Because splenic rupture mainly leads to death from hemorrhagic shock, the primary goal of treatment is to rescue or prevent shock and achieve rapid hemostasis. The traditionally recognized fastest and most reliable measure is immediate emergency splenectomy. In recent years, due to the discovery of a high incidence of fulminant infection after pediatric splenectomy, and the observation that many children with splenic rupture can naturally achieve hemostasis, the past conventional splenectomy therapy has been greatly restricted.
1. Treatment principles for pediatric splenic rupture
1. At the time of consultation, clinical shock (no blood pressure, semi-comatose) was present: rapid blood transfusion and fluid administration of 60ml/kg, blood pressure could not be restored within 20 minutes, and 60ml/kg was immediately repeated. If the blood pressure does not recover or cannot be maintained stable for 2 hours after it rises, blood transfusion should be performed while surgery is conducted, and hemostasis should be achieved immediately.
2. Pre-shock stage at the time of consultation: Children with blood pressure, rapid and fine pulse, and restless spirit should be given rapid blood transfusion and fluid infusion of more than 60ml/kg. If the condition does not improve, immediate surgical hemostasis should be performed.
3. Normal blood pressure and pulse at the time of consultation: If the blood pressure and pulse are normal at the time of consultation, the child is calm, the blood transfusion and fluid infusion of 60ml/kg is stable, then continue to observe. In case of sudden blood pressure drop, immediate surgery should be performed to explore and stop the bleeding.
Second, Observation and Non-surgical Treatment
It includes absolute bed rest, fasting and gastrointestinal decompression, administration of sedatives to make the child sleep peacefully, maintaining venous access, intravenous fluid administration to maintain nutrition and administration of hemostatic agents and antibiotics. Blood transfusion should be based on the hemoglobin level, generally maintained at 90-120g/L. After 24 hours, if the child is mentally normal, has a good appetite, the abdominal tenderness is reduced, and there is no distension, he can start with liquid food and then semi-liquid food. The child should strictly rest in bed for 1 week, and can resume diet and activity only after the abdominal signs disappear and the blood count returns to normal. During the observation period, blood pressure should be measured every hour, and hemoglobin should be checked every 6 hours until stable for 48 hours. In case of sudden blood pressure drop, rapid intravenous fluid and blood transfusion of 60ml/kg should be administered immediately. If the stability cannot be restored, immediate surgery should be prepared.
Third, Surgical Hemostasis
In case of acute massive hemorrhage, rapid splenectomy (grasping incision method) should be performed for抢救休克. Immediately grasp the spleen, clamp the splenic pedicle with a splenic pedicle clamp or a right-angle clamp, suck out the accumulated blood, and then carefully separate the hilum of the spleen. If necessary, ligate the vessels and perform splenectomy.
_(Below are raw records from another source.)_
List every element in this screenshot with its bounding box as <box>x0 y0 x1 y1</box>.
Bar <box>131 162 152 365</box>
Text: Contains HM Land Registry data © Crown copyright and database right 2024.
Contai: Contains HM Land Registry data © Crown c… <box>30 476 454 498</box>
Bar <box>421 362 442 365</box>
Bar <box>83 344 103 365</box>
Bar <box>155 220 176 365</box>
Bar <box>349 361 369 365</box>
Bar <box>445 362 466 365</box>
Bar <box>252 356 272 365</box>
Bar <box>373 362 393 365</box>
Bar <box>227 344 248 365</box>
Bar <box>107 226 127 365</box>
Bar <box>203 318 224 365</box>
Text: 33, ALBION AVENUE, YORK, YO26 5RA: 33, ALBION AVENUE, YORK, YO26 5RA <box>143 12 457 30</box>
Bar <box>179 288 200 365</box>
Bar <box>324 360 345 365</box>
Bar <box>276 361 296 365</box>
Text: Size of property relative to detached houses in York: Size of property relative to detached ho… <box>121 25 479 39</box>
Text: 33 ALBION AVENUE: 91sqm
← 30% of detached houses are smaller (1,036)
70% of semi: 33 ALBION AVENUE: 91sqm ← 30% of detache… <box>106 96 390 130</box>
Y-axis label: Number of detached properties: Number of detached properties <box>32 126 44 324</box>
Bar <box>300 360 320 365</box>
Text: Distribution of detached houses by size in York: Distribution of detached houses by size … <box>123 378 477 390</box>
If the rupture is not large and the bleeding is not severe, the spleen membrane should be sutured as much as possible to absorb the hemostatic gelatin sponge, hemostatic gauze, thrombin, and other preparations to prevent hemorrhage.粉碎性脾破裂可用可吸收之脾网(可用白肠线编制)将破脾包拢拉紧加压止血,以止血纱等加强。According to the condition of the rupture, partial splenectomy can also be performed. If the splenic pedicle is ruptured, it can only be removed. However, after splenectomy, the intact part can be cleaned with saline, cut into 20-30 thin slices (1-2cm)×(1-2cm)×(1-2mm) and transplanted into the omentum to retain immune function. It is best to try to retain 1/3 of the spleen tissue. During the operation, the liver, kidney, pancreas, and retroperitoneum should be explored at the same time, and in most cases, hemostasis can be achieved by suturing. The abdominal cavity should be left with a drain.